You should rather fully generalize to pseudo-Euclidean pseudo-rotations by utilizing hyperbolic trigonometric functions.
$$\left[\begin{array}{c} x' \\ ct' \end{array}\right] = \left( \begin{array}{cc} \cosh(\beta) & \sinh(\beta) \\ \sinh(\beta) & \cosh(\beta) \end{array}\right) \left[ \begin{array}{c} x \\ ct \end{array}\right]$$
[edit: Note the absence of a minus sign on the off-diagional sinh.]

The pseudo-angle $\beta$ is the boost parameter which we can relate to the relative frame velocity by $v/c = \tanh(\beta)$. This is a nice way to do things because the whole complicated addition of boost velocities problems has an elegant solution in that it is the boost parameters that add. $\beta= \beta_1 + \beta_2$.

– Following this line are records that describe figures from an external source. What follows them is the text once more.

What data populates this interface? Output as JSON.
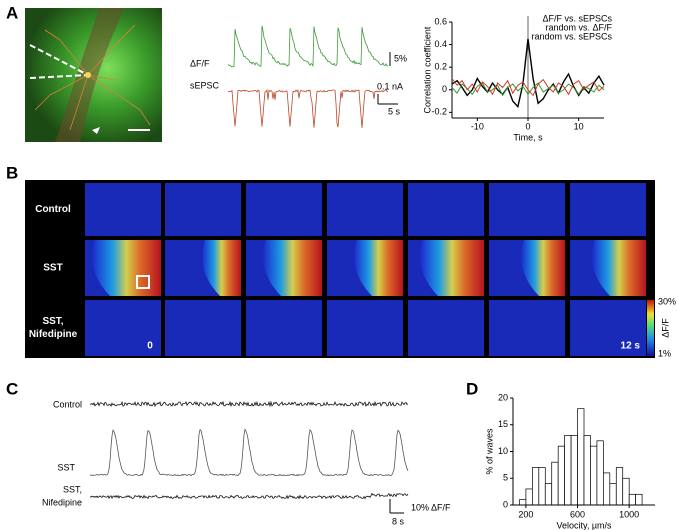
{
  "panel_labels": [
    "A",
    "B",
    "C",
    "D"
  ],
  "panel_a": {
    "trace_labels": [
      "ΔF/F",
      "sEPSC"
    ],
    "scale_labels": [
      "5%",
      "0.1 nA",
      "5 s"
    ]
  },
  "panel_b": {
    "row_labels": [
      [
        "Control"
      ],
      [
        "SST"
      ],
      [
        "SST,",
        "Nifedipine"
      ]
    ],
    "time_labels": [
      "0",
      "12 s"
    ],
    "colorbar": {
      "max": "30%",
      "label": "ΔF/F",
      "min": "1%"
    }
  },
  "panel_c": {
    "row_labels": [
      [
        "Control"
      ],
      [
        "SST"
      ],
      [
        "SST,",
        "Nifedipine"
      ]
    ],
    "scale_labels": [
      "10% ΔF/F",
      "8 s"
    ]
  },
  "chart_data": [
    {
      "type": "line",
      "xlabel": "Time, s",
      "ylabel": "Correlation coefficient",
      "x": [
        -15,
        -14,
        -13,
        -12,
        -11,
        -10,
        -9,
        -8,
        -7,
        -6,
        -5,
        -4,
        -3,
        -2,
        -1,
        0,
        1,
        2,
        3,
        4,
        5,
        6,
        7,
        8,
        9,
        10,
        11,
        12,
        13,
        14,
        15
      ],
      "xlim": [
        -15,
        15
      ],
      "xticks": [
        -10,
        0,
        10
      ],
      "ylim": [
        -0.25,
        0.6
      ],
      "yticks": [
        -0.2,
        0,
        0.2,
        0.4,
        0.6
      ],
      "series": [
        {
          "name": "ΔF/F vs. sEPSCs",
          "color": "#000000",
          "values": [
            0.05,
            0.08,
            0.02,
            -0.05,
            0.0,
            0.1,
            0.03,
            -0.02,
            0.06,
            0.0,
            -0.04,
            0.02,
            -0.1,
            -0.15,
            0.05,
            0.45,
            0.1,
            -0.12,
            -0.08,
            0.0,
            0.05,
            -0.03,
            0.07,
            0.14,
            0.03,
            -0.05,
            0.02,
            -0.03,
            0.06,
            0.12,
            0.04
          ]
        },
        {
          "name": "random vs. ΔF/F",
          "color": "#2e9a2e",
          "values": [
            0.02,
            -0.03,
            0.05,
            0.01,
            -0.04,
            0.03,
            0.06,
            -0.02,
            0.0,
            0.04,
            -0.05,
            0.02,
            0.05,
            -0.01,
            0.03,
            -0.04,
            0.02,
            0.06,
            -0.02,
            0.01,
            0.04,
            -0.03,
            0.0,
            0.05,
            0.02,
            -0.04,
            0.03,
            0.01,
            -0.02,
            0.04,
            0.0
          ]
        },
        {
          "name": "random vs. sEPSCs",
          "color": "#d03a2a",
          "values": [
            0.1,
            0.04,
            0.08,
            0.0,
            0.05,
            -0.02,
            0.07,
            0.03,
            -0.04,
            0.06,
            0.02,
            0.08,
            -0.03,
            0.04,
            0.07,
            0.0,
            -0.05,
            0.05,
            0.09,
            0.02,
            -0.02,
            0.06,
            0.03,
            -0.04,
            0.05,
            0.08,
            0.0,
            0.04,
            0.07,
            -0.01,
            0.03
          ]
        }
      ]
    },
    {
      "type": "histogram",
      "xlabel": "Velocity, µm/s",
      "ylabel": "% of waves",
      "bins": [
        150,
        200,
        250,
        300,
        350,
        400,
        450,
        500,
        550,
        600,
        650,
        700,
        750,
        800,
        850,
        900,
        950,
        1000,
        1050,
        1100
      ],
      "values": [
        1,
        3,
        7,
        7,
        4,
        8,
        11,
        13,
        13,
        18,
        13,
        11,
        12,
        6,
        4,
        7,
        5,
        2,
        2
      ],
      "xlim": [
        100,
        1200
      ],
      "xticks": [
        200,
        600,
        1000
      ],
      "ylim": [
        0,
        20
      ],
      "yticks": [
        0,
        5,
        10,
        15,
        20
      ],
      "color": "#ffffff"
    }
  ]
}
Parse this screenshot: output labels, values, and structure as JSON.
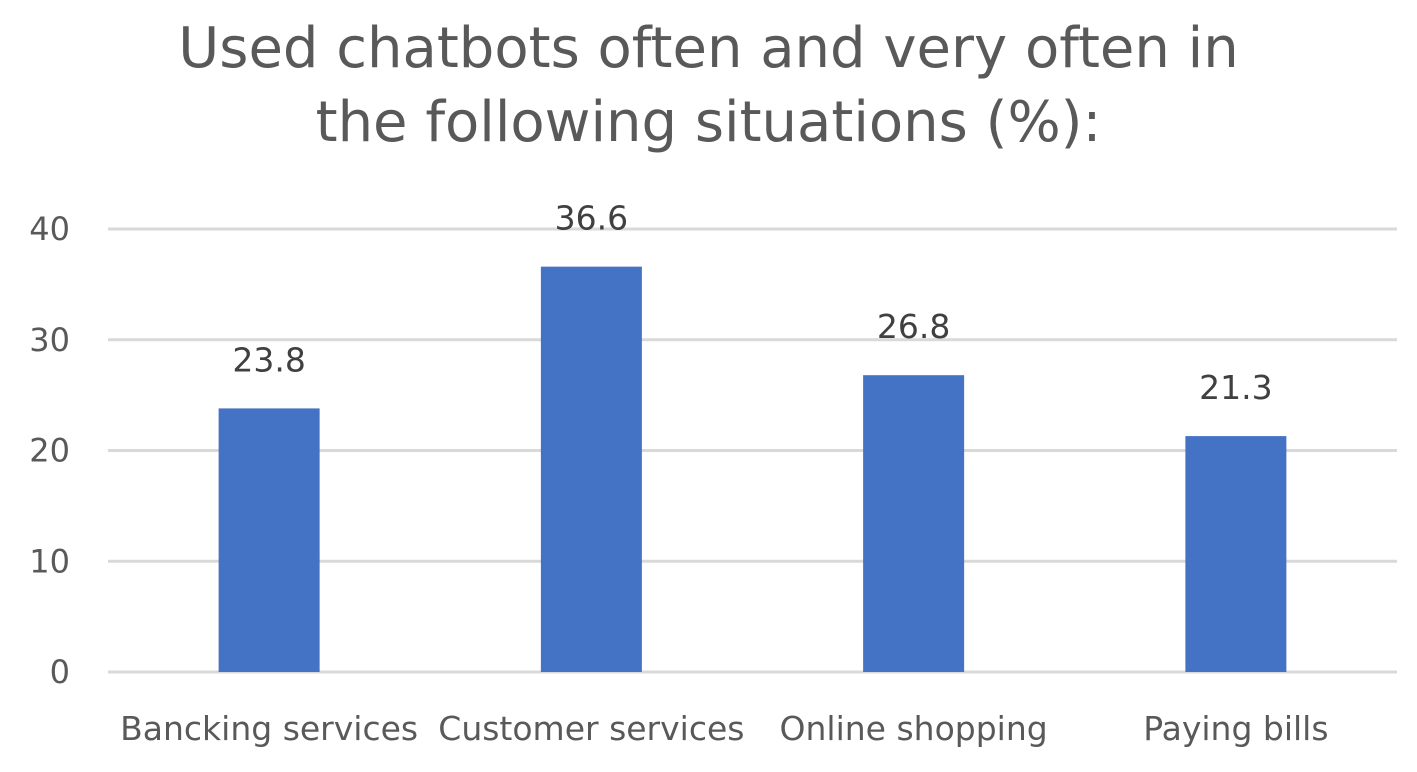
{
  "chart_data": {
    "type": "bar",
    "title_lines": [
      "Used chatbots often and very often in",
      "the following situations (%):"
    ],
    "categories": [
      "Bancking services",
      "Customer services",
      "Online shopping",
      "Paying bills"
    ],
    "values": [
      23.8,
      36.6,
      26.8,
      21.3
    ],
    "data_labels": [
      "23.8",
      "36.6",
      "26.8",
      "21.3"
    ],
    "yticks": [
      "0",
      "10",
      "20",
      "30",
      "40"
    ],
    "ylim": [
      0,
      40
    ],
    "grid": true,
    "legend": "none",
    "bar_color": "#4472C4",
    "grid_color": "#D9D9D9"
  }
}
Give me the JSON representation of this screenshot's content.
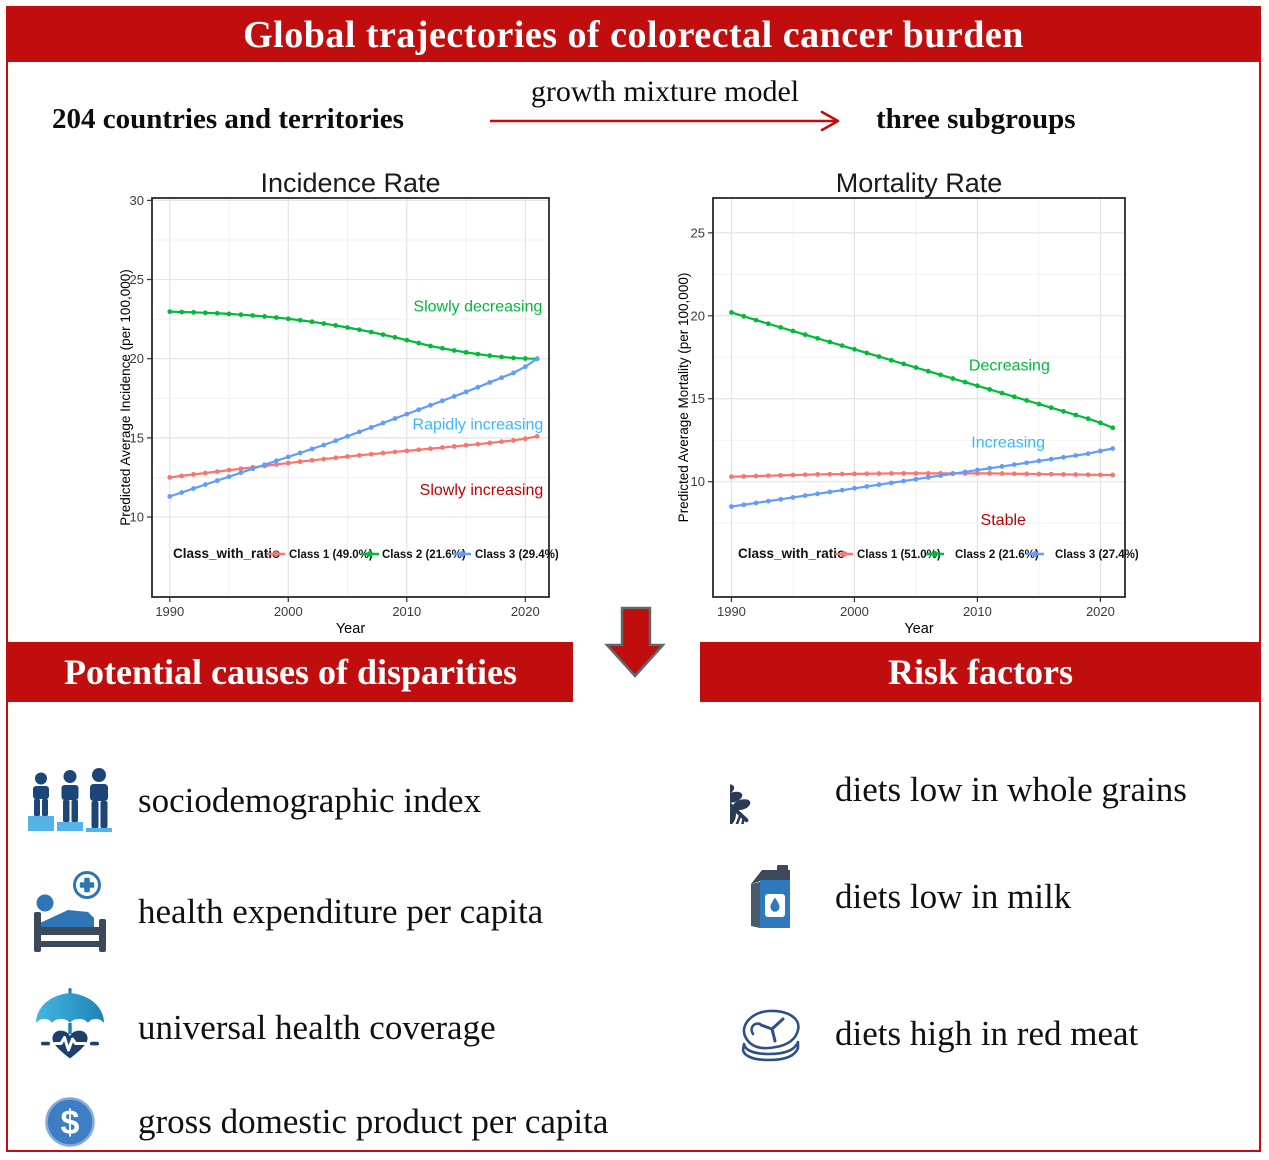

Now there is a situation where it is valid to complexify the coordinates and perform a Wick rotation but that has to do with path integration which become path independent in the complex extension provide one accounts properly for poles. This is a matter of analytically extending the domain of the formal path integral including any pseudo-metric dependency, to the complex extension of space-time. Then using the mathematical result about path independence of the path integral (provided no poles are crossed) one can move the integral to a value-equivalent path on a real-Euclidean subspace of the complexification of the prior real pseudo-Euclidean space.

 

[snoopies622]

Thanks Jambaugh, good stuff.

Perhaps I should have left out special relativity altogether and simply posed my question this way: In a plane using the Cartesian coordinate system, the metric is $ds^2 = dx^2 + dy^2$. If I create a new coordinate system (x',y') by rotating the (x,y) axes through any angle, the metric using the new coordinates is $ds^2 = (dx')^2 + (dy')^2$. That is, the components of the metric tensor are exactly the same.
$$\begin{pmatrix} 1 & 0 \\ 0 & 1 \end{pmatrix}$$
This is not at all true in general, so I'm wondering if there are any other linear transformations that have this property. Thanks!

 

[jambaugh]

Ah, I see. Well there's a well established answer to your question. Those linear transformations which leave the metric unchanged are elements of the orthogonal group (or psuedo-orthogonal group if you're in SR and dealing with an indefinite metric).

So for example, in the plane, O(2) is the group of rotations about the origin composed with a reflection about some line through the origin.

The Lorentz group, O(3,1) is the group preserving the space-time metric of special relativity.

And we generalize these to general indefinite metrics. The orthogonal group O(p,n) preserves the metric with square norm equal to the sum of p squared terms minus the sum of another n squared terms.

And, finally, if you remove those orthogonal transformations which invert the space you have the special orthogonal group: SO(p,n).

 

[snoopies622]

Great, this is just what I was looking for - thanks!